Marvell gained roughly 0.5%, trading at $82.95 in afternoon action. The wider market edged up as well, with the SPDR S&P 500 ETF rising around 0.6%, the Invesco QQQ Trust climbing about 0.7%, and the iShares Semiconductor ETF inching up 0.2%.

The FTC’s early termination database marked the Marvell Technology–Celestial AI deal as “granted” on Jan. 21. This early termination cuts short the mandatory Hart-Scott-Rodino review period before its scheduled end. https://www.ftc.gov/legal-library/browse/e…

Marvell revealed its deal with Celestial AI back in December, pegging upfront consideration at around $3.25 billion. That includes $1 billion in cash plus about 27.2 million shares of Marvell stock. The company aims to close the transaction in the first quarter of 2026, pending standard closing conditions.

Celestial’s “photonic fabric” aims to transfer data between AI chips and memory using light instead of electrical signals—a key bottleneck in large systems. Marvell CEO Matt Murphy told Reuters the company plans to become “a silicon photonics powerhouse,” taking on bigger rivals like Broadcom and Nvidia in the data-center infrastructure space. https://www.reuters.com/technology/chipmak…

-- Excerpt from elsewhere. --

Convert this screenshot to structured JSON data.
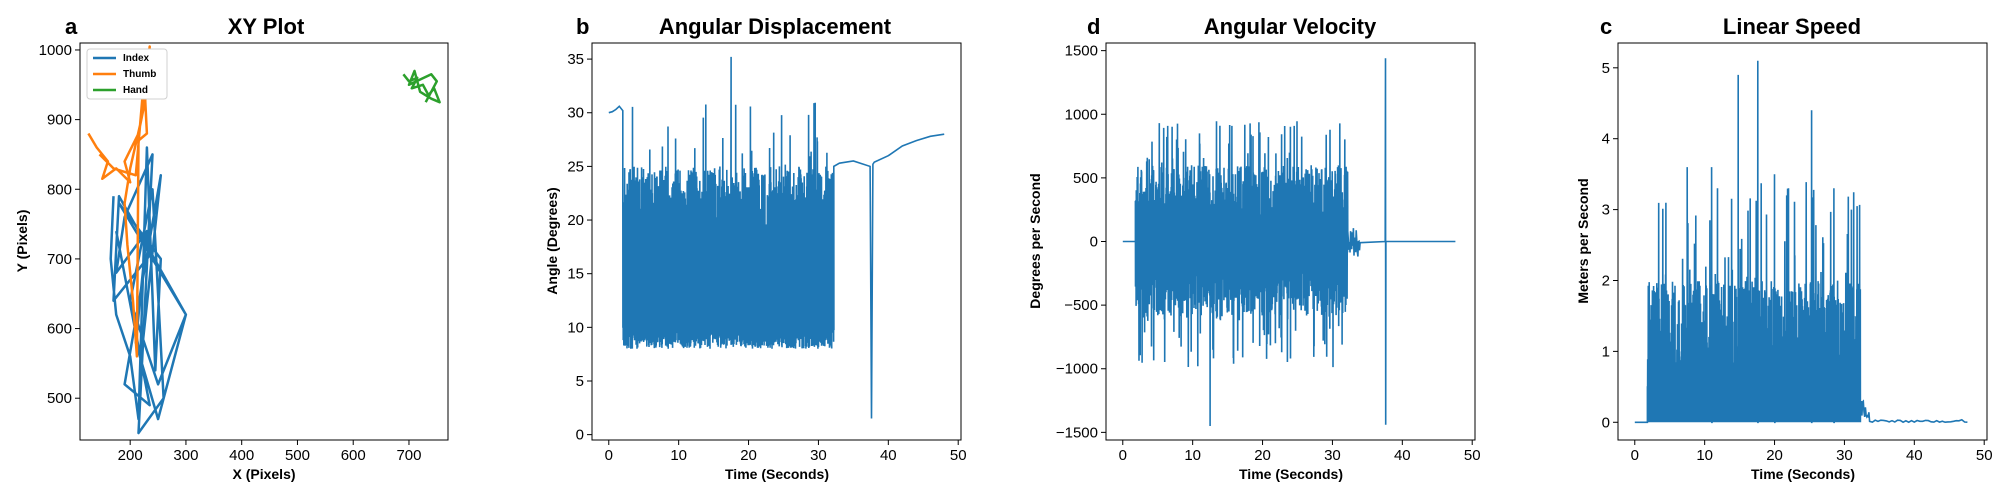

The deal structure still involves several moving parts. Marvell has mentioned additional contingent consideration based on hitting certain milestones. Plus, earlier disclosures about customer-linked share warrants mean investors will watch closely to see how much future upside gets diluted through new equity issuance.

Risks remain. A slowdown in hyperscaler spending or delays in photonics adoption at scale could change the payoff timeline — and markets usually punish pricey deals that take longer to generate revenue.

Investors are now turning their attention to updates on closing and integration as Marvell prepares to release its quarterly results for the period ending Jan. 31. Nasdaq lists March 4 as the anticipated earnings announcement date.